Os leitores de cabelos brancos haverão de lembrar de histórias semelhantes vividas aqui nos anos 80 e 90. Mas o Plano Real, que completará 30 anos ano que vem, marcou quebra duradoura (gostaria de poder dizer definitiva) com o câncer hiperinflacionário.
Foram muitas as conquistas, que nos asseguram hoje inflação sob controle, ainda que com crescimento econômico aquém do desejado. Justamente por isso, o exemplo argentino é tão importante. A razão fundamental da escalada inflacionária por lá é o aumento continuado dos gastos públicos sem as receitas tributárias correspondentes. Isso obriga que o déficit público seja financiado por expansão monetária. A principal razão para tal erro de política econômica é a falsa crença de que isso poderia dinamizar a economia.
Já por aqui, freios e contrapesos têm impedido que instintos populistas similares provoquem danos tão desastrosos à economia, com alta da inflação. São dois os principais mecanismos: restrição ao aumento excessivo dos gastos públicos e independência do BC.
O governo Lula abrandou a restrição fiscal, que já havia sido amplamente desrespeitada pelo governo Bolsonaro no afã de ganhar as eleições. Mas, mesmo o enfraquecido arcabouço fiscal em vigor vem sendo constantemente ameaçado com pedidos de exceções, isto é, ainda mais gastos.
Por outro lado, a atuação independente do BC para manter a inflação sob controle foi alvo de duríssimos ataques por parte do presidente e seu governo. Felizmente, isso parece ter passado.
Mas não devemos nos enganar, conter o crescimento excessivo dos gastos públicos para não pôr em risco a inflação e o desempenho da economia é tarefa contínua. A analogia correta para o ajuste fiscal não é uma cirurgia bariátrica para reduzir o peso, feita apenas uma vez. Ajuste fiscal é comer e beber de forma saudável e fazer exercício físico. Tem de ser feito sempre.
Torço para que os hermanos consigam resolver seus problemas econômicos mais prementes, e para que a economia argentina volte a crescer com inflação sob controle. Mas o atual estado de explosão inflacionária com recessão (PIB argentino deve cair entre 2 e 3% este ano) é lição imperdível do que não devemos fazer por aqui.

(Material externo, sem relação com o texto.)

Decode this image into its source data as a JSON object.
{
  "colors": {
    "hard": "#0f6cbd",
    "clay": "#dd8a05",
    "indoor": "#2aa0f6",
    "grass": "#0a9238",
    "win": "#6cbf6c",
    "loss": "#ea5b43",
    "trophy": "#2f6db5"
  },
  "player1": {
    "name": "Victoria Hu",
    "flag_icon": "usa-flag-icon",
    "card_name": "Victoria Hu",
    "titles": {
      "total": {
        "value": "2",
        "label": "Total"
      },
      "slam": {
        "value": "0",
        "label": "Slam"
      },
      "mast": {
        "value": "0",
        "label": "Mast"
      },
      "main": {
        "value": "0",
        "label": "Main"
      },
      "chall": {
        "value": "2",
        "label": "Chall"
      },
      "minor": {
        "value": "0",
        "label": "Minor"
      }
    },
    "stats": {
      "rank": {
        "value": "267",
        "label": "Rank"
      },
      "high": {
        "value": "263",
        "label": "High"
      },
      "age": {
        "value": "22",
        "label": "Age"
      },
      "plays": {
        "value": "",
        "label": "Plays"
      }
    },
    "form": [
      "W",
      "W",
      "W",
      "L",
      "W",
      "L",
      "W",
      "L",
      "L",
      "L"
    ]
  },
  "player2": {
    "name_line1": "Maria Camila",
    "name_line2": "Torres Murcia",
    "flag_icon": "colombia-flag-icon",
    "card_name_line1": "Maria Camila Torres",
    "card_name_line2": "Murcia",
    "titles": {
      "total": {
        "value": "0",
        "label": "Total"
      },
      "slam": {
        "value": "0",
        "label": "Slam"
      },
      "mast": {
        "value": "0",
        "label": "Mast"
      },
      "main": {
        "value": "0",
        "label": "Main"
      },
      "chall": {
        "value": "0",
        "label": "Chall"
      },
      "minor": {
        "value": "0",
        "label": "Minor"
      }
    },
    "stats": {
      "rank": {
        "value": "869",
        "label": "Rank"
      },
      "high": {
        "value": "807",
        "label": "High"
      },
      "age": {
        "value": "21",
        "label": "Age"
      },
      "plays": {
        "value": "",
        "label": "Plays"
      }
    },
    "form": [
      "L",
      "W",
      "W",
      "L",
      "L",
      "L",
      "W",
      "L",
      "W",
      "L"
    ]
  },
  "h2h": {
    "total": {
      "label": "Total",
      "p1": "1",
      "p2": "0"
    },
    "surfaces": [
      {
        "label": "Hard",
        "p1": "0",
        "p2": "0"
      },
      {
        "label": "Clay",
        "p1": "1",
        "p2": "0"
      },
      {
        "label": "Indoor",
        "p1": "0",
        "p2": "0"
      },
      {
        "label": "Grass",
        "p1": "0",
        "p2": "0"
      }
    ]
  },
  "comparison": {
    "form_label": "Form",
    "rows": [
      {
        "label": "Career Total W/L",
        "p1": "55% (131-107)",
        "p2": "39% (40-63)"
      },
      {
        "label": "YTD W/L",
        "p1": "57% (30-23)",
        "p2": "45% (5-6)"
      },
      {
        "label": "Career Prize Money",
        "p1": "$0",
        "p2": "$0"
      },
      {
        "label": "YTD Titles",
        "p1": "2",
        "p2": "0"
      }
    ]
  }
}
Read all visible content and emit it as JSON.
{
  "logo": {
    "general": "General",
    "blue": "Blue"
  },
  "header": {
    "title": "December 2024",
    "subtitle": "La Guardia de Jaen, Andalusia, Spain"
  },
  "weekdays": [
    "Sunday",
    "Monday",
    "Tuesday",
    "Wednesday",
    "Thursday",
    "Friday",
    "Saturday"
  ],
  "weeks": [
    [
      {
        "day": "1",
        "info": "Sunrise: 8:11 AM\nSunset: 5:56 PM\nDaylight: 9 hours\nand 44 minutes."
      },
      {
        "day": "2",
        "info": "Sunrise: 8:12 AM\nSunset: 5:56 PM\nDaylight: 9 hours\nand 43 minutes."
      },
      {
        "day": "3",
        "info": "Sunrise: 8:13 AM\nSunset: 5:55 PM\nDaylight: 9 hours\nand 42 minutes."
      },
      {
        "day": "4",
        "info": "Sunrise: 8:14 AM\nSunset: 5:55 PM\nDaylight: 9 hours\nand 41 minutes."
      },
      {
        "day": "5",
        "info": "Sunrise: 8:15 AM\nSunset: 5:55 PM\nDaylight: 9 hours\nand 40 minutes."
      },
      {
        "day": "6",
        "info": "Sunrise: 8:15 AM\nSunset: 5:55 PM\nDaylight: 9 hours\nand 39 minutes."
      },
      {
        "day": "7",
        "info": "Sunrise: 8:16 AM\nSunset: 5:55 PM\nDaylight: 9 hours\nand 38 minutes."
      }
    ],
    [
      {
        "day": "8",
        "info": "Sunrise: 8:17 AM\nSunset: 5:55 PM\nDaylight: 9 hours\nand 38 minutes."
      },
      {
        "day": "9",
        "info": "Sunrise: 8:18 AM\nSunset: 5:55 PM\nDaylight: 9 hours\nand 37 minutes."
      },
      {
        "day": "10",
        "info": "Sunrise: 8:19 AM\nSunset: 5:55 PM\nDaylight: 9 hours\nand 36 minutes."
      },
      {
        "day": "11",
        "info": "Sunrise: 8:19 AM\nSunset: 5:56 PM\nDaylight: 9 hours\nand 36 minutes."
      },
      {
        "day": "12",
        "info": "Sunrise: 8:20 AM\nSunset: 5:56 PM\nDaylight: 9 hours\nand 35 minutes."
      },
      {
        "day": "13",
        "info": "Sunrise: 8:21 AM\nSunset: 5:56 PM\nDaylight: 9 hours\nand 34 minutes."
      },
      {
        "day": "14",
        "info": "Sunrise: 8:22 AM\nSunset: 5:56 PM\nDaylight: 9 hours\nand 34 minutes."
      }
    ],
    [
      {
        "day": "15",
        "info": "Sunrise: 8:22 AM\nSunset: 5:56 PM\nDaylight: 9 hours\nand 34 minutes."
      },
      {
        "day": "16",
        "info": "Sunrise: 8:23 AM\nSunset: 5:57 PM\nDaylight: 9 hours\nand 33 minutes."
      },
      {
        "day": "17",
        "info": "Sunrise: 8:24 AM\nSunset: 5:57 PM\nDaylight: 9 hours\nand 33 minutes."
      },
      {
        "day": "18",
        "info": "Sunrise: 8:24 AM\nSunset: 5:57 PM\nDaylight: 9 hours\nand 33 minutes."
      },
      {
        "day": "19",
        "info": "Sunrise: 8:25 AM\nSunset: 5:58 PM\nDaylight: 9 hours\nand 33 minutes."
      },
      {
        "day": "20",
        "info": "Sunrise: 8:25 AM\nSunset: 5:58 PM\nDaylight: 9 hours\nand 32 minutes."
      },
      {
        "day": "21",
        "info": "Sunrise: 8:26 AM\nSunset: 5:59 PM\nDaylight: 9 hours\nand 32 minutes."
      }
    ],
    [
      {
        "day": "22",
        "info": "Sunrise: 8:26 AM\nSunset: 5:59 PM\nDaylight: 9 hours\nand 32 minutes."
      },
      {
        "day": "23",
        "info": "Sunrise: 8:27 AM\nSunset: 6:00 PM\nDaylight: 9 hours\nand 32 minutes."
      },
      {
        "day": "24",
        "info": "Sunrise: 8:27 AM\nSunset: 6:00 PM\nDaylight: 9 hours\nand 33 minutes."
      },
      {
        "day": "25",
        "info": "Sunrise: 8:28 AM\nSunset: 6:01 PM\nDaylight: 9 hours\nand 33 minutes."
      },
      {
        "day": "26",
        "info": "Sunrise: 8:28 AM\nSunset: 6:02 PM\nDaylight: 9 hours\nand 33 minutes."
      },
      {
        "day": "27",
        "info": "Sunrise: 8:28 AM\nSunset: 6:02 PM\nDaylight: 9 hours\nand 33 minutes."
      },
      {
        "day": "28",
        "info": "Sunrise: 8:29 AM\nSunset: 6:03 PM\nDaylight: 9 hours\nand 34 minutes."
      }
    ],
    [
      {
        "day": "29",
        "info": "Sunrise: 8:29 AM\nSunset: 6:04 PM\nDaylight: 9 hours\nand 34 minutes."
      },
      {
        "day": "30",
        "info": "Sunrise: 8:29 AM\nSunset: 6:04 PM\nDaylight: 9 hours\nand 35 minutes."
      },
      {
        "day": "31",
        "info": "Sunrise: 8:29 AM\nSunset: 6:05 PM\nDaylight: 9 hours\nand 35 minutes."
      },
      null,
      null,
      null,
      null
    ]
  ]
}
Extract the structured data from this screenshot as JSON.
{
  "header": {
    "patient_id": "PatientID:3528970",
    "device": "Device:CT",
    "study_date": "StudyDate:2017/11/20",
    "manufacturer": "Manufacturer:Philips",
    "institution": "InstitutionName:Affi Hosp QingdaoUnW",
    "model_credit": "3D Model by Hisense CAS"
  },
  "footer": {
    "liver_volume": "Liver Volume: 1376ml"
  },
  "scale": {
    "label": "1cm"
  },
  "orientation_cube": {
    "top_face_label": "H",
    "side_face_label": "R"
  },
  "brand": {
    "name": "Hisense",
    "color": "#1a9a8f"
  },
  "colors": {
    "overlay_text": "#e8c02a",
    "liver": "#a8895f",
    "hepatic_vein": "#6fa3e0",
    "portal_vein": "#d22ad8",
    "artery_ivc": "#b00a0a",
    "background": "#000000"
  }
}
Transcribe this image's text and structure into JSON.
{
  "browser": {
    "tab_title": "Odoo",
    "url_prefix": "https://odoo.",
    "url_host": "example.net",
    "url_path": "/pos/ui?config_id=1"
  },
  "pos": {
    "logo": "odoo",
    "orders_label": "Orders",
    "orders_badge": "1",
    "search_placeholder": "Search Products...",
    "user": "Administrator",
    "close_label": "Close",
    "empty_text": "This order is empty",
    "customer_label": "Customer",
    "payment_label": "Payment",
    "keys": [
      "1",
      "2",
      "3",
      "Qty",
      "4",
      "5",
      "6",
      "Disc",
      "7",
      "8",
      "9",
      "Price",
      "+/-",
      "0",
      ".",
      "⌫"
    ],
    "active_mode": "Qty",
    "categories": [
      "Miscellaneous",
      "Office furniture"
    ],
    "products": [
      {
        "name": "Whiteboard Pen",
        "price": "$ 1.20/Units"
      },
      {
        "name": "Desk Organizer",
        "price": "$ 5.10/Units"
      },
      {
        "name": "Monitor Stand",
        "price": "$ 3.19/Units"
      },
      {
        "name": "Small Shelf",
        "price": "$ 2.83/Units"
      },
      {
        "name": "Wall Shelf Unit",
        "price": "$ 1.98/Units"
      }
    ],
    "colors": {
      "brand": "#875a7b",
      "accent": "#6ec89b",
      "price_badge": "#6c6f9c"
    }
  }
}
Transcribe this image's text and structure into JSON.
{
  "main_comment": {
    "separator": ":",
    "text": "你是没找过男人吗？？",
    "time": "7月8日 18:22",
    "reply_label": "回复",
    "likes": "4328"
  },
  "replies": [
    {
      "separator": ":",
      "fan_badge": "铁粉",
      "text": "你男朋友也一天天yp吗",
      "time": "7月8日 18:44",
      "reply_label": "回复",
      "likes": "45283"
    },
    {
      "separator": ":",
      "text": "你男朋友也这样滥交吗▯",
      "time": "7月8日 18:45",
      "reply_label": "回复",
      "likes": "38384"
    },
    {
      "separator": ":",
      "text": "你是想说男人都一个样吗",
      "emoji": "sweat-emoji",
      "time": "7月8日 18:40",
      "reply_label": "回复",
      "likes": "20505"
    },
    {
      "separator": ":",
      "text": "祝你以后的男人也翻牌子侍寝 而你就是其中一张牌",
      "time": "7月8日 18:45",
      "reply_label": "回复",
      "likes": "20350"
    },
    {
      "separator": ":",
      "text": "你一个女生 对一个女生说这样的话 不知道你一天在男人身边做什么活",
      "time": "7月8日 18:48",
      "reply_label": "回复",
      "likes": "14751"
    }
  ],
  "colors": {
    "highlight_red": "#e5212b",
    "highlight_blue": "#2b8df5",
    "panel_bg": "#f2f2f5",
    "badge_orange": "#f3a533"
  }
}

1 O comercial pode ser visto em br.video.search
2 O volume “A Monetary and Fiscal History of Latin America, 1960-2017” dá uma boa visão de conjunto do desempenho das economias latino-americanas (manifold.bfi.uchicago.edu/projects/monetary-fiscal-history-latin-america-1960-2017).
Márcio G. P. Garcia é professor titular, Cátedra Vinci Partners, departamento de Economia da PUC-Rio e pesquisador afiliado da MIT Sloan School of Management, escreve mensalmente neste espaço.